|Posted by Jacob Jacob on July 30, 2010 at 9:44 PM|
The UN Mission in the DRC has entered the stabilisation phase. MONUC's mandate came to an end on June 30th. But so far, the only visible element of the transition is the change of name to MONUSCO (UN Organisation Stabilisation Mission in the Congo) and the withdrawal of 2000 troops.
DRC President Joseph Kabila has been keen to get the UN out of his country, not necessarily because he's convinced the job's done, but because he thinks he can do with less international scrutiny especially as next year's presidential election approaches. Doubtless, 10 years of the UN's presence in the DRC has not brought a total end to the bloodshed and impunity in the country but the mere presence of the UN there has resulted in extensive political reforms.
When I think of the UN's interventions I'm reminded of Jeremy Bentham's (1748-1832) Panopticon - a prison architecture where power and control is achieved through observation. In Bentham’s Panopticon or Inspection House the prison guard sees everything, not literally but through a relay of hierarchically ordered observers. The intention is to achieve conformed behaviour by introducing a mental state of being observed on the inmate. Micheal Foucault has associated Panopticonism with the ideal architectural model of modern disciplinary power. The consciousness of being watched disciplines the inmates to subject themselves to their own internal control.
The presence of the UN and the attendant international observation of the DRC may not completely bring an end to violence in the country but it has helped set up several regulatory frames across political and economic spheres. Notably the 2006 constitution for the first time resolved the issue of citizenship/nationality which has been at the root of the country’s crises over the years and used by successive regimes to achieve political ends. Dating automatic citizenship to independence in 1960 instead of 1895 as was the case in previous laws was one of the major constitutional changes the UN forced down the throat of the Congolese political establishment. This once and for all resolved citizenship questions particularly regarding the Banyamulenges and Banyarwandas of South and North Kivu respectively.

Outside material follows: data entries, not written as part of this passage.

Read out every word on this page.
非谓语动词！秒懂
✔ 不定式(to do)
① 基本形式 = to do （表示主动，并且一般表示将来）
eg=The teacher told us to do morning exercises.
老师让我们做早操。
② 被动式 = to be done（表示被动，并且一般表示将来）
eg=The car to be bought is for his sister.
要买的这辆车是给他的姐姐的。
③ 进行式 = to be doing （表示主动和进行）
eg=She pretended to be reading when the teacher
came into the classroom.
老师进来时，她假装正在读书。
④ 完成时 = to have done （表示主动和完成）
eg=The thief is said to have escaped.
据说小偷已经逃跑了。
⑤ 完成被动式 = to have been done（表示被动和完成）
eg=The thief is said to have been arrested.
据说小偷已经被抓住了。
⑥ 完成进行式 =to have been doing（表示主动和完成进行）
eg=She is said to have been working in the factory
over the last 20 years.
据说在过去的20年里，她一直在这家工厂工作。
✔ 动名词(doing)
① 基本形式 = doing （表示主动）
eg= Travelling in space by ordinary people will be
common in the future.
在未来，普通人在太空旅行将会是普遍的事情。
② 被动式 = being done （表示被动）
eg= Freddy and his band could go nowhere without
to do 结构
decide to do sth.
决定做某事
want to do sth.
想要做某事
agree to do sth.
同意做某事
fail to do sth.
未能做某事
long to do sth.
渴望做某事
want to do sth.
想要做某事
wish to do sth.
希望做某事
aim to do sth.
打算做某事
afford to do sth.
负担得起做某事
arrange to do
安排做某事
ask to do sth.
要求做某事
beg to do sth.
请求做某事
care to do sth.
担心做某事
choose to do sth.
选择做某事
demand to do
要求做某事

The stabilisation phase connotes greater support to the DRC’s institutions of government and this has to be long term to prevent the situation from relapsing. Knowledge of being closely monitored will prevent rigging and other political misdeeds by political elites come next year's elections. At the moment there is still violence and impunity particularly in the Kivus. The FDLR has endured and most of their commanders and fighters are integrating with local Mai Mai militias to resist the Congolese security forces which they believe are CNDP look-alikes. If anything, the UN needs to be more engaged in the DRC. Drawing down its presence will almost certainly lead to crises in the country and a waste of the billions of dollars the Congo mission has cost the international community so far.